Role in weight gain: There is no clinical evidence to suggest pantothenic acid plays a significant role in weight gain or loss.
Read more: Does Vitamin B Complex Help You Lose Weight?
Vitamin B6 Function
Vitamin B6 influences brain processes and even aids in the brain's development, while also being beneficial for the immune system.
It can be found in fish, shellfish, fruit and nuts.
It's important to be wary of the amount of vitamin B6 you consume. Excessive amounts, particularly through supplementation, can result in nerve damage.

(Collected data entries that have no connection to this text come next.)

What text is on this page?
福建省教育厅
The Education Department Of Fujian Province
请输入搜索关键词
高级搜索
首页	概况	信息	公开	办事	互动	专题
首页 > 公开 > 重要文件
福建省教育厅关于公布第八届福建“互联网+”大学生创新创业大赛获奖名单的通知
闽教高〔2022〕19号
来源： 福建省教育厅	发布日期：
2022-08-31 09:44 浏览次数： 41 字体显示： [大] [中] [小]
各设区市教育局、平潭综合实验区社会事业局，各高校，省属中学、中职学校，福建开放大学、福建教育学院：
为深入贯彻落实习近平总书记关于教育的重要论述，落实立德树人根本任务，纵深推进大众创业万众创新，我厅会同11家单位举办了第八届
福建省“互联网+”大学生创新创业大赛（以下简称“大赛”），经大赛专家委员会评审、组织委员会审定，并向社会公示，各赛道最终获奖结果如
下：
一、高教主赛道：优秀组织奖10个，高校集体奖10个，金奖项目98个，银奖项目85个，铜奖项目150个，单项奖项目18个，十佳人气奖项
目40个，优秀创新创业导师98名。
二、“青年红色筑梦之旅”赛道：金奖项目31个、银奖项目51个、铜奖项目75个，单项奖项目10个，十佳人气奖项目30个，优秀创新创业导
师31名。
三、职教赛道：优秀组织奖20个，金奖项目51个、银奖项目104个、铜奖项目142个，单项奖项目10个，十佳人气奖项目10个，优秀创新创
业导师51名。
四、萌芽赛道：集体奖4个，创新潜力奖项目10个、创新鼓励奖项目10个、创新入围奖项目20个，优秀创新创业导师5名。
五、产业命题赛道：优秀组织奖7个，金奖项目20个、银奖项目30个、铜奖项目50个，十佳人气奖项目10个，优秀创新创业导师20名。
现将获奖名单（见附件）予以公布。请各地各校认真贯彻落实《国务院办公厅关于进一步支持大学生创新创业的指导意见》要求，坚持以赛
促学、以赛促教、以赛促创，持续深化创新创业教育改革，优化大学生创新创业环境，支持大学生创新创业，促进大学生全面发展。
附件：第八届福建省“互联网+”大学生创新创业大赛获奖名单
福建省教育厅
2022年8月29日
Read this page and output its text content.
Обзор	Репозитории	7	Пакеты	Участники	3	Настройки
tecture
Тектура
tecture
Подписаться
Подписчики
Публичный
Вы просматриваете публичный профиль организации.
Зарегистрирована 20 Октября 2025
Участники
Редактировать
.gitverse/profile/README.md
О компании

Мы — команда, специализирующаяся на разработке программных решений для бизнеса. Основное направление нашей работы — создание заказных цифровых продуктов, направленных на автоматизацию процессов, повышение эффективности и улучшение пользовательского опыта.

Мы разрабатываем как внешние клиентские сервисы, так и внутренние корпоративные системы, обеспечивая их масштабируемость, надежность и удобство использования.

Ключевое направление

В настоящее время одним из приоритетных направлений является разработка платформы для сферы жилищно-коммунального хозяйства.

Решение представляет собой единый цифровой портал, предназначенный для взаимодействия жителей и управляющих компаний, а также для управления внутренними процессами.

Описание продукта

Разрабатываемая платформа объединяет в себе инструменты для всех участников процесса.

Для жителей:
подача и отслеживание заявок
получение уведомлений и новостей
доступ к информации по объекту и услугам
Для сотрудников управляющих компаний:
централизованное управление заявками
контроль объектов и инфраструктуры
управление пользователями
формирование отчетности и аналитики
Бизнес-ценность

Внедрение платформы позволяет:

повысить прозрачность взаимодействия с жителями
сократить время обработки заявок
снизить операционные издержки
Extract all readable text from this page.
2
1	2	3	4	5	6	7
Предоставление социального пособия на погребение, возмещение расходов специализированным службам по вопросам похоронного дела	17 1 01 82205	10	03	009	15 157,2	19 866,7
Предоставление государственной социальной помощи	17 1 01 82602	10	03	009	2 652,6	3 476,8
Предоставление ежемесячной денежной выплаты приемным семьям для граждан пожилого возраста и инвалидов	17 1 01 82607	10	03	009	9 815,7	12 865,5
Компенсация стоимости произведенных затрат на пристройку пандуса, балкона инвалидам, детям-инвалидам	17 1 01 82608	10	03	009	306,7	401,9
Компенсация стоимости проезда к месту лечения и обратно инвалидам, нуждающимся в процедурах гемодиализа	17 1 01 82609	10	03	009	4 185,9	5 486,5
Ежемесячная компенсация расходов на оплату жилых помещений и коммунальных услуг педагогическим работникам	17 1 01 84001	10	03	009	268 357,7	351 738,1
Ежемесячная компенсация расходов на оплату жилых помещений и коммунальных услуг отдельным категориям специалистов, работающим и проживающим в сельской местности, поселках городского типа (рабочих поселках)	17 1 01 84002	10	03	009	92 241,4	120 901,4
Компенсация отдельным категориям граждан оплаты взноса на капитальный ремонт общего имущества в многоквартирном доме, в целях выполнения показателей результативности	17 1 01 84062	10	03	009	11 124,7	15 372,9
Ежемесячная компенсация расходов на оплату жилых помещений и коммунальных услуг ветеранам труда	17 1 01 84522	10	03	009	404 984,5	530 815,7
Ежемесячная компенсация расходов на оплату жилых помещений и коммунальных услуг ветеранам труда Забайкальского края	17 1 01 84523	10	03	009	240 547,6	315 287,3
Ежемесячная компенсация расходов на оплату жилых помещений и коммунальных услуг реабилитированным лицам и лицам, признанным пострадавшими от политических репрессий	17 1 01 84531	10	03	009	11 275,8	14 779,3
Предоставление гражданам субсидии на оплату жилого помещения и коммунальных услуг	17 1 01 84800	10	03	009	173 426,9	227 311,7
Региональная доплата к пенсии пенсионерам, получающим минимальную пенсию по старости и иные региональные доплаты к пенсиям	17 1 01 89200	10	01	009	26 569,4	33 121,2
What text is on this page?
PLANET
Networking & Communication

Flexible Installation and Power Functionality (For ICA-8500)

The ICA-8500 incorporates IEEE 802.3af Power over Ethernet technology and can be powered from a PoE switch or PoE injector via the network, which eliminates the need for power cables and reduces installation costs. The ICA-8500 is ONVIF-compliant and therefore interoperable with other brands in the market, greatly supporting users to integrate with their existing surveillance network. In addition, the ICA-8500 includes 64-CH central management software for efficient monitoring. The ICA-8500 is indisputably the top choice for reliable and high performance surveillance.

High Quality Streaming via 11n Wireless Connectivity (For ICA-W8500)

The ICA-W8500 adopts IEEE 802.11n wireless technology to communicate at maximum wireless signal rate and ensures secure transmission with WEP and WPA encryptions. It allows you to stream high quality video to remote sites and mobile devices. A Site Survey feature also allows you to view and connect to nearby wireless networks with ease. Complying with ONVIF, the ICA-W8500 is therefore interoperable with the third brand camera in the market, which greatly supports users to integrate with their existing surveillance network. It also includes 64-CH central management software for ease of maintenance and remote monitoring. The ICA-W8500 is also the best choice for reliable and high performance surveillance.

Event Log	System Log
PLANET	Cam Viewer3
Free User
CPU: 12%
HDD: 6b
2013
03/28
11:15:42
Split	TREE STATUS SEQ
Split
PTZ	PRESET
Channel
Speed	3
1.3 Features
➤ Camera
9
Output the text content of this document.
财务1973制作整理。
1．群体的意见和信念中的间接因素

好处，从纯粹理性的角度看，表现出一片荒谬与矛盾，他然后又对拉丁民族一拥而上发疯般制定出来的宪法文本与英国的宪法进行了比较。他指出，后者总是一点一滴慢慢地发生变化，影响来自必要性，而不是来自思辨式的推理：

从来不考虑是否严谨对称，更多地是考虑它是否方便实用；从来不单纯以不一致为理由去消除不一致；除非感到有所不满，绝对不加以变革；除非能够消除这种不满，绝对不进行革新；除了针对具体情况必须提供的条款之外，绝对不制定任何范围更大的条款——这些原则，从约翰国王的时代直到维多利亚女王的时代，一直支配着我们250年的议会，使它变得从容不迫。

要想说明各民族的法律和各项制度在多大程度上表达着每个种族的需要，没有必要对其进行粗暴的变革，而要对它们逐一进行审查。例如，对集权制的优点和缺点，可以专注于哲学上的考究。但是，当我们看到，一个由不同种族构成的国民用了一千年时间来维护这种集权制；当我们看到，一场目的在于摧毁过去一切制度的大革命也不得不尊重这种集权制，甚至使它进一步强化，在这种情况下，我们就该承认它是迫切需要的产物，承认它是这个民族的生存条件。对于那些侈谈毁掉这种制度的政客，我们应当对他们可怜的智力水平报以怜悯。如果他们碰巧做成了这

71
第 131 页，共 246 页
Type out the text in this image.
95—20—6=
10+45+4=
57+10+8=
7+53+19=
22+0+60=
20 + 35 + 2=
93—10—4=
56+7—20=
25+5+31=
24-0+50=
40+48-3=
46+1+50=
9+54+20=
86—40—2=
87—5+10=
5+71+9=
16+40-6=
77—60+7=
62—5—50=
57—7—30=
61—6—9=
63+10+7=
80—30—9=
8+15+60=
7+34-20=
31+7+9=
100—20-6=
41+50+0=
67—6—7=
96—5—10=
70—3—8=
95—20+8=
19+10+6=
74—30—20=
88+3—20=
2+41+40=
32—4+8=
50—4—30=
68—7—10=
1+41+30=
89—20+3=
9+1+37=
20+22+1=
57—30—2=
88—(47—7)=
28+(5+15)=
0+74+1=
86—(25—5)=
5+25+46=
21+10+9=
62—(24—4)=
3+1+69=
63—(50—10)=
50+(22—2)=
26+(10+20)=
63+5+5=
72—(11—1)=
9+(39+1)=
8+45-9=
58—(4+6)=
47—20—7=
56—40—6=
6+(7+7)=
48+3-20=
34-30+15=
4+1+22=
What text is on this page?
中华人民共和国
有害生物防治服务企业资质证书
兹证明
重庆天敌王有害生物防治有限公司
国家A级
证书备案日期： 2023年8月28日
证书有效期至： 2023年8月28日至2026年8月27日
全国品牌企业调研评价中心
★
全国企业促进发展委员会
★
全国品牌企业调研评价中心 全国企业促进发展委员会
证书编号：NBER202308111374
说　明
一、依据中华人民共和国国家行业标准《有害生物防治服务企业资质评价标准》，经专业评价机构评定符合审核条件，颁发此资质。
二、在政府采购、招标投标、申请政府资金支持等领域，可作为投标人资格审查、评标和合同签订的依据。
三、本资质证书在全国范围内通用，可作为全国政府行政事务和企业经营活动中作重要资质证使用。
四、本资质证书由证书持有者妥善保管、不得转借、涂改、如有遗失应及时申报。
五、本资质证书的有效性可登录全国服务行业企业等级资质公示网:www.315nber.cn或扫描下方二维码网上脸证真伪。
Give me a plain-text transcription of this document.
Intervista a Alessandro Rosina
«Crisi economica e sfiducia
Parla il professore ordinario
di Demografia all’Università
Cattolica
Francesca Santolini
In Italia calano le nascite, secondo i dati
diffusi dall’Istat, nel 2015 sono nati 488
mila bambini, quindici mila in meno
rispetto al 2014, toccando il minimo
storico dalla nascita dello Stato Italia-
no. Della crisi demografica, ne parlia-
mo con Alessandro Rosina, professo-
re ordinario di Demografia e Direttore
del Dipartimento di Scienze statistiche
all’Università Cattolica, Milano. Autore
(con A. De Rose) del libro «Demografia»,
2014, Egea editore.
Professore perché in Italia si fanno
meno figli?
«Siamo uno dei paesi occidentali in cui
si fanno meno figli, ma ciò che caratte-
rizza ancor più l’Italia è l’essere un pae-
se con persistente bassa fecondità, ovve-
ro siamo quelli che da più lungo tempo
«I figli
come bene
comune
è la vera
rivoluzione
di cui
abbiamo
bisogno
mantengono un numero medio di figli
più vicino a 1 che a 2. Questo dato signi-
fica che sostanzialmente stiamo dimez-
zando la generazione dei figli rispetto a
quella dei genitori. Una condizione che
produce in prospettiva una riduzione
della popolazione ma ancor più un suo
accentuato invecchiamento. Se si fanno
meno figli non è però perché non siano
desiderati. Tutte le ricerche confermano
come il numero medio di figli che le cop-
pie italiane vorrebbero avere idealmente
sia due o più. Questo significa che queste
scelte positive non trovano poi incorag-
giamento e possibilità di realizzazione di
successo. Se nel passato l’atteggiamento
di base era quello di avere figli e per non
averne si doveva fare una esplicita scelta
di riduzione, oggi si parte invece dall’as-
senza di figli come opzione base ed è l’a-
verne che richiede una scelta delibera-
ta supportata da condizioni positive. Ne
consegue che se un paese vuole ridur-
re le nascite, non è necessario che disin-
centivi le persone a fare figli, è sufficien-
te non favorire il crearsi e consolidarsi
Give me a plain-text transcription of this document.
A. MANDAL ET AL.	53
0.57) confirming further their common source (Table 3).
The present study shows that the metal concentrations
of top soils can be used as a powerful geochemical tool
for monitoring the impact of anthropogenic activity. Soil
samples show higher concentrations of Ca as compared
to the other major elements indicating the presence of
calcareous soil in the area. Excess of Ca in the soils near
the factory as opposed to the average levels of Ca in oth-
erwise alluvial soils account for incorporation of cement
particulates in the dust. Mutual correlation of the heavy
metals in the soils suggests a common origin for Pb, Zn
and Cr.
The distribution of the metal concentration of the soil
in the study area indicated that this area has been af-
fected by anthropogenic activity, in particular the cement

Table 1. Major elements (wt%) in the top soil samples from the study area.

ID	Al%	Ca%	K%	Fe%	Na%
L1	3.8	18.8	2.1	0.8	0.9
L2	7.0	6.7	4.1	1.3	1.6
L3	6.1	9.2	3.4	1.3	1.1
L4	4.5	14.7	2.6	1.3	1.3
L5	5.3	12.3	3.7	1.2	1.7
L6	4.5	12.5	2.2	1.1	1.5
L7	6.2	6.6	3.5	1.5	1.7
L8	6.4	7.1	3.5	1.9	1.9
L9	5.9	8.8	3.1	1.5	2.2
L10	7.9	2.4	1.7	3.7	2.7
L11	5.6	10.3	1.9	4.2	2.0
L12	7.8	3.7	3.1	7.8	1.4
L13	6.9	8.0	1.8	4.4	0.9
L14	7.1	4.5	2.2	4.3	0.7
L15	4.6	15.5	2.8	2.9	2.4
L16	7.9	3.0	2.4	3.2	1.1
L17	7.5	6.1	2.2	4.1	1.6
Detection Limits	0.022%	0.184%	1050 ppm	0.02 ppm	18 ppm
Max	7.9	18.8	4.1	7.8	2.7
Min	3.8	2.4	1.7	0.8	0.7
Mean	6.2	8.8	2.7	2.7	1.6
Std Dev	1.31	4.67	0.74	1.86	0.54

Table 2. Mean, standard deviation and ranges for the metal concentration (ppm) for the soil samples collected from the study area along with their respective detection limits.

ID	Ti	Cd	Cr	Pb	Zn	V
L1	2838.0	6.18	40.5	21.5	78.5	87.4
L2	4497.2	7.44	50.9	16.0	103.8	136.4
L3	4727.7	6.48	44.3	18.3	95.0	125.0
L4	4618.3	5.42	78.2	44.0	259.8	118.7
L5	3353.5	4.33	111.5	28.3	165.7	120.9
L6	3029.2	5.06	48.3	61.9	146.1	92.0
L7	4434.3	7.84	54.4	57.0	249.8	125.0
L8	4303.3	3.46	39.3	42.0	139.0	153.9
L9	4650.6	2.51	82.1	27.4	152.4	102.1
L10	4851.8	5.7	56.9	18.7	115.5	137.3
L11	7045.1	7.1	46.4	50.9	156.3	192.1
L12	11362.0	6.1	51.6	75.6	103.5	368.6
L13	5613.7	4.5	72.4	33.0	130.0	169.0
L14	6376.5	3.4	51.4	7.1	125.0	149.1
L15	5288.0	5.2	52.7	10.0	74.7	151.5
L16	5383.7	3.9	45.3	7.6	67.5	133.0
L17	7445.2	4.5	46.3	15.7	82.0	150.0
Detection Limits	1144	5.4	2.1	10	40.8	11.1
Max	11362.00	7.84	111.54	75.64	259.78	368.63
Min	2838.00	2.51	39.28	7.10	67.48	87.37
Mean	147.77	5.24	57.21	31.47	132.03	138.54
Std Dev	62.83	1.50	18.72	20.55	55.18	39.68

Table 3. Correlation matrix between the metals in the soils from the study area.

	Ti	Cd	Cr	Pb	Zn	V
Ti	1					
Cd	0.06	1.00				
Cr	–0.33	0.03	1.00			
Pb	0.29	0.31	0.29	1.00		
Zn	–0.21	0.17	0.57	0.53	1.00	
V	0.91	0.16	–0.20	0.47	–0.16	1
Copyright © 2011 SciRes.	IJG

Symptoms include difficulties in mobility and numbness of the hands and feet.
Vitamin B12 Function
Vitamin B12, also known as cyanocobalamin, promotes the growth and health of red blood cells, mental agility and the breakdown of fatty acids to create energy.
Harvard Health Publishing advises that sources of vitamin B12 can be found in almost any food that is of animal origin, which is why those committed to a vegan or vegetarian diet need to keep an eye on their vitamin B12 intake to make sure they are getting enough.
Harvard Health Publishing also advises that symptoms of deficiency include fatigue, loss of appetite, shortness of breath and even mental problems such as depression and memory loss.
B12 Deficiency and Weight Gain
There is a link between vitamin B12 deficiency and weight gain because it plays an important role in the conversion of fats into energy.
When the body is deficient in vitamin B12, it will begin to convert particular nutrients into fat as opposed to energy. Therefore, by keeping the body topped up with the levels of vitamin B12 it requires, any excess nutrients will be converted into energy as opposed to excess fat.
Tip
The recommended daily intake of vitamin B12 in adults, regardless of gender, is 2.4 micrograms, explain experts at the National Institutes of Health.
BCo Injection and Weight Gain
Vitamin B intake can be supplemented through injections as well as with B complex capsules. B complex injections can also provide you with the additional B vitamin levels you may require.
Though there is no specific, proven link between B complex injections and weight gain, there are extraneous factors that may affect the body's overall weight when B complex injections are incorporated.
The Mayo Clinic explains that B complex injections aid in the acceleration of the breakdown of fats within the metabolic process, and B complex vitamins such as B12, riboflavin, niacin and thiamin all play an integral role. This acceleration of the process makes it so less fat is deposited in the body, which may prevent excessive weight gain.